Not exactly a denial, which one would expect if the allegations had no merit.
Some political observers suspect the back-handed tactic actually is meant as a way alienate Ms. Driehaus from some of the conservative Catholics in her district.
“If the intention of Mr. Chabot and Mr. Robison is to embarrass Ms. Driehaus for choosing to keep her maiden name when she got married, the effort by Mr. Chabot and Mr. Robison is sexist and just downright mean, in addition to being a falsehood,” Burke said.
“Politics is tough enough, but spreading falsehoods about family and personal matters is out of bounds,” he added. “When, as in this case, false statements are made in doing so, such conduct is also a violation of Ohio Elections Law.”
Perhaps all the blustering from the GOP side is due to the latest polling in the Chabot-Driehaus race. Although trends in mid-term election cycles would suggest Driehaus is vulnerable, an Aug. 26 poll by a conservative group shows the race closer than many Chabot supporters might have suspected.
The American Action Forum poll had Chabot leading Driehaus by 47 percent to 45 percent — well within the poll's 4.9 percent margin of error.
The telephone poll — conducted over five days in August and surveying 400 likely voters — yielded other interesting findings about Ohio's 1st Congressional District.
Results indicated 44 percent support the Tea Party movement, while 48 percent are opposed; and 48 percent consider themselves to be either strongly or somewhat conservative, compared to 27 percent who consider themselves moderate, and 21 percent who consider themselves strongly or somewhat liberal.
Also, the poll found that 22 percent considered themselves to be evangelical Christians, with 67 percent as non-evangelical and 12 percent who didn't know or refused to answer.
Moreover, 51 percent of respondents considered themselves to be “pro-life,” while 40 percent were “pro-choice.”

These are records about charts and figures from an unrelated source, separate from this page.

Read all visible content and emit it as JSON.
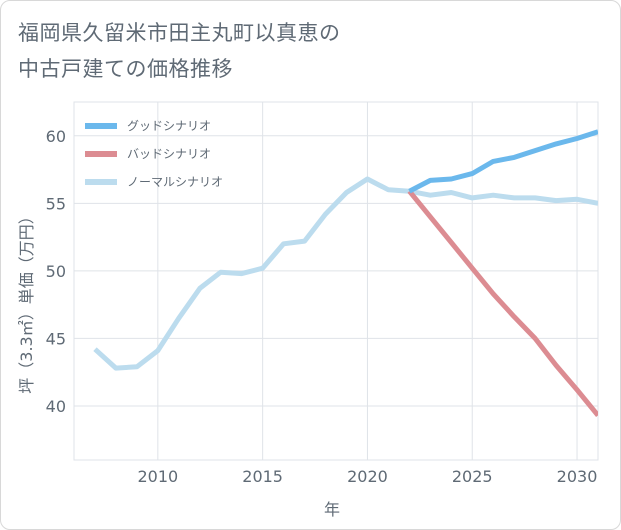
{
  "title": "福岡県久留米市田主丸町以真恵の\n中古戸建ての価格推移",
  "chart_data": {
    "type": "line",
    "title": "福岡県久留米市田主丸町以真恵の中古戸建ての価格推移",
    "xlabel": "年",
    "ylabel": "坪（3.3㎡）単価（万円）",
    "xlim": [
      2006,
      2031
    ],
    "ylim": [
      36,
      62.5
    ],
    "xticks": [
      2010,
      2015,
      2020,
      2025,
      2030
    ],
    "yticks": [
      40,
      45,
      50,
      55,
      60
    ],
    "grid": true,
    "legend_position": "top-left",
    "series": [
      {
        "name": "グッドシナリオ",
        "color": "#6bb8ec",
        "x": [
          2022,
          2023,
          2024,
          2025,
          2026,
          2027,
          2028,
          2029,
          2030,
          2031
        ],
        "y": [
          55.9,
          56.7,
          56.8,
          57.2,
          58.1,
          58.4,
          58.9,
          59.4,
          59.8,
          60.3
        ]
      },
      {
        "name": "バッドシナリオ",
        "color": "#dc8c92",
        "x": [
          2022,
          2023,
          2024,
          2025,
          2026,
          2027,
          2028,
          2029,
          2030,
          2031
        ],
        "y": [
          55.9,
          54.0,
          52.1,
          50.2,
          48.3,
          46.6,
          45.0,
          43.0,
          41.2,
          39.3
        ]
      },
      {
        "name": "ノーマルシナリオ",
        "color": "#bcdcee",
        "x": [
          2007,
          2008,
          2009,
          2010,
          2011,
          2012,
          2013,
          2014,
          2015,
          2016,
          2017,
          2018,
          2019,
          2020,
          2021,
          2022,
          2023,
          2024,
          2025,
          2026,
          2027,
          2028,
          2029,
          2030,
          2031
        ],
        "y": [
          44.2,
          42.8,
          42.9,
          44.1,
          46.5,
          48.7,
          49.9,
          49.8,
          50.2,
          52.0,
          52.2,
          54.2,
          55.8,
          56.8,
          56.0,
          55.9,
          55.6,
          55.8,
          55.4,
          55.6,
          55.4,
          55.4,
          55.2,
          55.3,
          55.0
        ]
      }
    ]
  }
}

The district, it seems, is not quite as hardcore right-wing as many Republicans would have us think, even when the questioning is done by a group sympathetic to their issues.
In 2008 Driehaus beat Chabot 52 percent to 48 percent, in a year with massive Democratic voter turnout due to the presidential election and the historic candidacy of Barack Obama.

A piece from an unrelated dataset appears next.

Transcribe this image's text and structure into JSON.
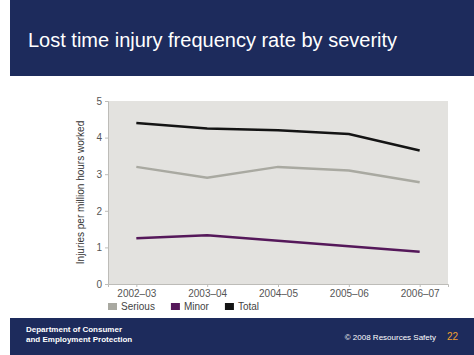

Still, the 1st District includes much more than the German Catholic bastions in Cheviot, Westwood, Price Hill, Bridgetown and Dent. It also includes most of Cincinnati and Hamilton County, and African-American voters comprise 29 percent of the electorate.
In reality, the Chabot-Driehaus race is anything but a done deal and will hinge on which side has the better “get out the vote” effort. No wonder some folks are getting desperate and resorting to dirty tricks.